2. The end chassis lifting device for a dual purpose concave bottom transport vehicle for a car-container as claimed in claim 1, wherein: the end upper frame rotating device (24) is a telescopic cylinder or a telescopic hydraulic cylinder; the telescopic end part of the upper end frame rotating device (24) is hinged with a support sleeve (25) at the outermost part of the multi-stage telescopic sleeve (23), and the end part of the cylinder barrel is hinged with one side of the lower bottom frame (1).
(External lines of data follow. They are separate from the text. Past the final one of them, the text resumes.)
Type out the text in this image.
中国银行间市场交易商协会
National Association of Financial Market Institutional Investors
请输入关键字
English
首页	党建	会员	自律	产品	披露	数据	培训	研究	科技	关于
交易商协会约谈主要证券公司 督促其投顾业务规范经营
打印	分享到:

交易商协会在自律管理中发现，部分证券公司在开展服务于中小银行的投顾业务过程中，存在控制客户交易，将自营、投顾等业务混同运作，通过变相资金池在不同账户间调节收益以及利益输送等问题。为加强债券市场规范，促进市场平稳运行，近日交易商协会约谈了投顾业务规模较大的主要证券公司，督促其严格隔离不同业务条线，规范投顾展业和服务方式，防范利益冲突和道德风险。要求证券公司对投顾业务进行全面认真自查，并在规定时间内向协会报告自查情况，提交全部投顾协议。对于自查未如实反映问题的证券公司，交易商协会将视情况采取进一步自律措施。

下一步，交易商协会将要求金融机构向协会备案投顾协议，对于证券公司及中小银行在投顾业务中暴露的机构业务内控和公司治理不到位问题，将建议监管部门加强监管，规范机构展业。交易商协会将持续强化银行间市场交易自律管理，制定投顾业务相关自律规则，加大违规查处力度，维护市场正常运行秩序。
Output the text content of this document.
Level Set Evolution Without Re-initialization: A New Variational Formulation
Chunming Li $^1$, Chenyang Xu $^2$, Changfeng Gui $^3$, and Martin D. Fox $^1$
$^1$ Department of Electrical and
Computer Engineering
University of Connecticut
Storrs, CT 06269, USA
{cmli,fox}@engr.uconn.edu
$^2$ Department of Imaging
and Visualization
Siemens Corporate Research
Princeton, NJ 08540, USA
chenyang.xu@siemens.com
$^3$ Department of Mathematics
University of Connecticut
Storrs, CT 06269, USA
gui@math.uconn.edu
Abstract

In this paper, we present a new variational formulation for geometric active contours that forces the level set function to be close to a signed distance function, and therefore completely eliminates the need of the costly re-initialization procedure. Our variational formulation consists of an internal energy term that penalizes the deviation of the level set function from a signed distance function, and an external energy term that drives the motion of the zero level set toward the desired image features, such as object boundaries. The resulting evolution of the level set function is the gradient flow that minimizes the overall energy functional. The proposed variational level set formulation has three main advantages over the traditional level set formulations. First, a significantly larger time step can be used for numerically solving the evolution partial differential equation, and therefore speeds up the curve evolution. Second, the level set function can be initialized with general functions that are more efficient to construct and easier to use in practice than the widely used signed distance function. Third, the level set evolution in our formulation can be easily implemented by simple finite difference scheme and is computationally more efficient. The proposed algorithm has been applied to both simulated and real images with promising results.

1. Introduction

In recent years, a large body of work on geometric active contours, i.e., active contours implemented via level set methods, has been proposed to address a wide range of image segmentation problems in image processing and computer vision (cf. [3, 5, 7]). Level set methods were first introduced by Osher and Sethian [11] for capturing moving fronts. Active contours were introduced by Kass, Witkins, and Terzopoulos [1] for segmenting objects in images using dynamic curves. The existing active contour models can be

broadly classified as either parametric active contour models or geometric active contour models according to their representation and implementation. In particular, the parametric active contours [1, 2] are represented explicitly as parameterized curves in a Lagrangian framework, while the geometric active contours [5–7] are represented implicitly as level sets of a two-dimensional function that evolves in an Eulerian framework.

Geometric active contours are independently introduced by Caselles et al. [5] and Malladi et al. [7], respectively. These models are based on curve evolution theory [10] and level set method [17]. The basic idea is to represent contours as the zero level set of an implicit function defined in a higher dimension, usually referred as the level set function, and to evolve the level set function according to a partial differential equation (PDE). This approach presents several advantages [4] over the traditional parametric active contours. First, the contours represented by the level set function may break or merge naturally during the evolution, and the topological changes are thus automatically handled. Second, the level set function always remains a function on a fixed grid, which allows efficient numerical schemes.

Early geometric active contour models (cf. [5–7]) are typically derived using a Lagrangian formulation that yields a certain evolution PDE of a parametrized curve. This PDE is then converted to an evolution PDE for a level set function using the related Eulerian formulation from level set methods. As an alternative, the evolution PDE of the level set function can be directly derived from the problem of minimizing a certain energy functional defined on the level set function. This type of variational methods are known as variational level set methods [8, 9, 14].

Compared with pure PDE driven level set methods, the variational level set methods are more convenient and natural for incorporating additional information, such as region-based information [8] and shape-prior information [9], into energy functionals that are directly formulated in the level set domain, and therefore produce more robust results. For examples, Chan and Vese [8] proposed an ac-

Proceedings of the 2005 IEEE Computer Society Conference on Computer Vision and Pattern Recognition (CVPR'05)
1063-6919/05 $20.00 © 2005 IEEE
3. The end chassis lifting device for a dual purpose concave bottom transport vehicle for a car-container as claimed in claim 1, wherein: the end upper frame lifting device (22) is a telescopic cylinder or a telescopic hydraulic cylinder.

4. The end chassis lifting device for a dual purpose concave bottom transport vehicle for a car-container as claimed in claim 1, wherein: one end of the end upper layer underframe (19) is hinged with a cab apron (32), and the other end is hinged with an end upper layer auxiliary underframe (33); the end upper auxiliary underframe (33) is used for connecting the middle upper underframe (2) arranged above the concave bottom (5) when the end upper underframe (19) is in a rising state, and the end upper auxiliary underframe (33) can be folded down and stored below the middle upper underframe (2) when the end upper underframe (19) is in a descending state.

5. The end chassis lifting device for a dual purpose concave bottom transport vehicle for a car-container as claimed in claim 1, wherein: the end upper underframe (19) is of an arc-shaped structure, the middle part is high, and the two sides are low.

6. The end chassis lifting device for a dual purpose concave bottom transport vehicle for a car-container as claimed in claim 1, wherein: the end-on-shelf control device further comprises a transverse stabilizer bar; one end of the transverse stabilizer bar is connected with the bottom frame (19) at the upper layer of the end part, and the other end of the transverse stabilizer bar is connected with the support sleeve (25) at the outermost part of the multi-stage telescopic sleeve (23); the transverse stabilizer bar is used for enclosing a stable triangle with the multi-stage telescopic sleeve (23) and the end upper underframe (19); the stabilizer bar is detachable.